# Unit tests comparing the BDMS and MTBD likelihoods

In [6]:
from gcdyn import bdms, mutators, model, responses

from numpy import log, inf, sqrt, exp, max
from scipy.stats import expon

In [2]:
BIRTH              = bdms.TreeNode._BIRTH_EVENT
DEATH              = bdms.TreeNode._DEATH_EVENT
MUTATION           = bdms.TreeNode._MUTATION_EVENT
SAMPLED_SURVIVOR   = bdms.TreeNode._SAMPLING_EVENT
UNSAMPLED_SURVIVOR = bdms.TreeNode._SURVIVAL_EVENT


def add_event(node, event, edge_length):
    child = bdms.TreeNode(
        t    = node.t + edge_length,
        x    = node.x,
        dist = edge_length
    )

    child.event = event
    node.add_child(child)

    return child


def log_dexp(x, rate):
    return expon.logpdf(x, scale = 1 / rate)


def log_hazard_exp(x, rate):
    return expon.logsf(x, scale = 1 / rate)

## Single edge to sample time

In [3]:
tree  = bdms.TreeNode(x = 10)
event = add_event(tree, SAMPLED_SURVIVOR, edge_length = 3)

print(tree)


-- /-0


In [17]:
# BDMS likelihood by code
λ = responses.SigmoidResponse()
μ = responses.ConstantResponse(1)
γ = responses.ConstantResponse(1)
ρ = 1
σ = 1

tree._sampled = True # We do this ourselves

responses.init_numpy(use_jax=True)
#model.register_pytree_node_class(responses.SigmoidResponse)
m = model.BdmsModel([tree],
    death_rate = μ,
    mutation_rate = γ,
    mutator = None,
    sampling_probability = ρ
)

m.log_likelihood(birth_rate = λ).item()

-11.999727249145508

In [13]:
# BDMS likelihood by hand.
# The likelihood is the probability that no BDM event happens along this branch (ie. one would've happened after sample time),
# times the probability of being sampled
Λ = lambda x: λ(x) + μ(x) + γ(x)

log_hazard_exp(event.dist, Λ(event)) + log(ρ)


-11.999726778529322

In [18]:
# MTBD likelihood by hand (eq'n 6)

Λ = lambda x: λ(x) + μ(x) + γ(x)

def log_f_N(event):
    c = sqrt(Λ(event)**2 - 4 * μ(event) * (1 - σ) * λ(event))
    x = (-Λ(event) - c) / 2
    y = (-Λ(event) + c) / 2

    helper = lambda t:  (y + λ(event) * (1 - ρ)) * exp(-c * t) - x - λ(event) * (1 - ρ)

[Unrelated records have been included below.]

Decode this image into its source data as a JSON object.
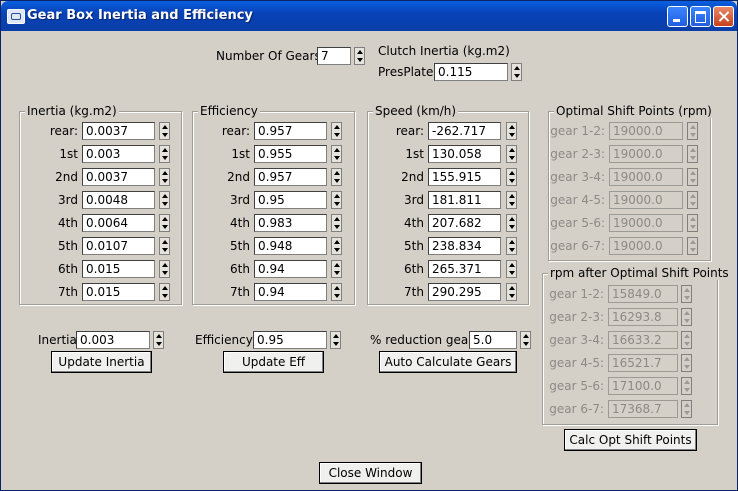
{
  "window": {
    "title": "Gear Box Inertia and Efficiency"
  },
  "top": {
    "num_gears_label": "Number Of Gears",
    "num_gears_value": "7",
    "clutch_label": "Clutch Inertia (kg.m2)",
    "presplate_label": "PresPlate",
    "presplate_value": "0.115"
  },
  "inertia": {
    "title": "Inertia (kg.m2)",
    "rows": [
      {
        "label": "rear:",
        "value": "0.0037"
      },
      {
        "label": "1st",
        "value": "0.003"
      },
      {
        "label": "2nd",
        "value": "0.0037"
      },
      {
        "label": "3rd",
        "value": "0.0048"
      },
      {
        "label": "4th",
        "value": "0.0064"
      },
      {
        "label": "5th",
        "value": "0.0107"
      },
      {
        "label": "6th",
        "value": "0.015"
      },
      {
        "label": "7th",
        "value": "0.015"
      }
    ],
    "all_label": "Inertia",
    "all_value": "0.003",
    "update_button": "Update Inertia"
  },
  "efficiency": {
    "title": "Efficiency",
    "rows": [
      {
        "label": "rear:",
        "value": "0.957"
      },
      {
        "label": "1st",
        "value": "0.955"
      },
      {
        "label": "2nd",
        "value": "0.957"
      },
      {
        "label": "3rd",
        "value": "0.95"
      },
      {
        "label": "4th",
        "value": "0.983"
      },
      {
        "label": "5th",
        "value": "0.948"
      },
      {
        "label": "6th",
        "value": "0.94"
      },
      {
        "label": "7th",
        "value": "0.94"
      }
    ],
    "all_label": "Efficiency",
    "all_value": "0.95",
    "update_button": "Update Eff"
  },
  "speed": {
    "title": "Speed (km/h)",
    "rows": [
      {
        "label": "rear:",
        "value": "-262.717"
      },
      {
        "label": "1st",
        "value": "130.058"
      },
      {
        "label": "2nd",
        "value": "155.915"
      },
      {
        "label": "3rd",
        "value": "181.811"
      },
      {
        "label": "4th",
        "value": "207.682"
      },
      {
        "label": "5th",
        "value": "238.834"
      },
      {
        "label": "6th",
        "value": "265.371"
      },
      {
        "label": "7th",
        "value": "290.295"
      }
    ],
    "reduction_label": "% reduction gear",
    "reduction_value": "5.0",
    "auto_button": "Auto Calculate Gears"
  },
  "optimal": {
    "title": "Optimal Shift Points (rpm)",
    "rows": [
      {
        "label": "gear 1-2:",
        "value": "19000.0"
      },
      {
        "label": "gear 2-3:",
        "value": "19000.0"
      },
      {
        "label": "gear 3-4:",
        "value": "19000.0"
      },
      {
        "label": "gear 4-5:",
        "value": "19000.0"
      },
      {
        "label": "gear 5-6:",
        "value": "19000.0"
      },
      {
        "label": "gear 6-7:",
        "value": "19000.0"
      }
    ]
  },
  "after": {
    "title": "rpm after Optimal Shift Points",
    "rows": [
      {
        "label": "gear 1-2:",
        "value": "15849.0"
      },
      {
        "label": "gear 2-3:",
        "value": "16293.8"
      },
      {
        "label": "gear 3-4:",
        "value": "16633.2"
      },
      {
        "label": "gear 4-5:",
        "value": "16521.7"
      },
      {
        "label": "gear 5-6:",
        "value": "17100.0"
      },
      {
        "label": "gear 6-7:",
        "value": "17368.7"
      }
    ],
    "calc_button": "Calc Opt Shift Points"
  },
  "close_button": "Close Window"
}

    present_time = max([node.t for node in tree.get_leaves()])
    t_s = present_time - (event.t - event.dist)
    t_e = present_time - event.t

    return c * (t_e - t_s) + 2 * ( log(helper(t_e)) - log(helper(t_s)) )


log_f_N(event) + log(ρ)

-11.999727487564087

## Single edge dying and being sampled

In [19]:
tree  = bdms.TreeNode(x = 10)
event = add_event(tree, DEATH, edge_length = 3)

print(tree)


-- /-0


In [21]:
# BDMS likelihood by code
λ = responses.SigmoidResponse()
μ = responses.ConstantResponse(1)
γ = responses.ConstantResponse(1)
ρ = 1
σ = 1

tree._sampled = True # We do this ourselves

m = model.BdmsModel([tree],
    death_rate = μ,
    mutation_rate = γ,
    mutator = None,
    sampling_probability = ρ
)

m.log_likelihood(birth_rate = λ).item()

-11.999727249145508

In [22]:
# BDMS likelihood by hand.
# The likelihood is the probability that no BDM event happens along this branch (ie. one would've happened after sample time),
# times the probability of being sampled
Λ = lambda x: λ(x) + μ(x) + γ(x)

log_dexp(event.dist, Λ(event)) + (log(μ(event)) - log(Λ(event)))

-11.999726778529322

In [23]:
# MTBD likelihood by hand (eq'n 6)

Λ = lambda x: λ(x) + μ(x) + γ(x)

def log_f_N(event):
    c = sqrt(Λ(event)**2 - 4 * μ(event) * (1 - σ) * λ(event))
    x = (-Λ(event) - c) / 2
    y = (-Λ(event) + c) / 2

    helper = lambda t:  (y + λ(event) * (1 - ρ)) * exp(-c * t) - x - λ(event) * (1 - ρ)

    present_time = max([node.t for node in tree.get_leaves()])
    t_s = present_time - (event.t - event.dist)
    t_e = present_time - event.t

    return c * (t_e - t_s) + 2 * ( log(helper(t_e)) - log(helper(t_s)) )


log_f_N(event) + log(σ) + log(μ(event))

-11.999727487564087

## Edge with a type change, then eventually sampled

In [24]:
mutator = mutators.GaussianMutator(-1, 1)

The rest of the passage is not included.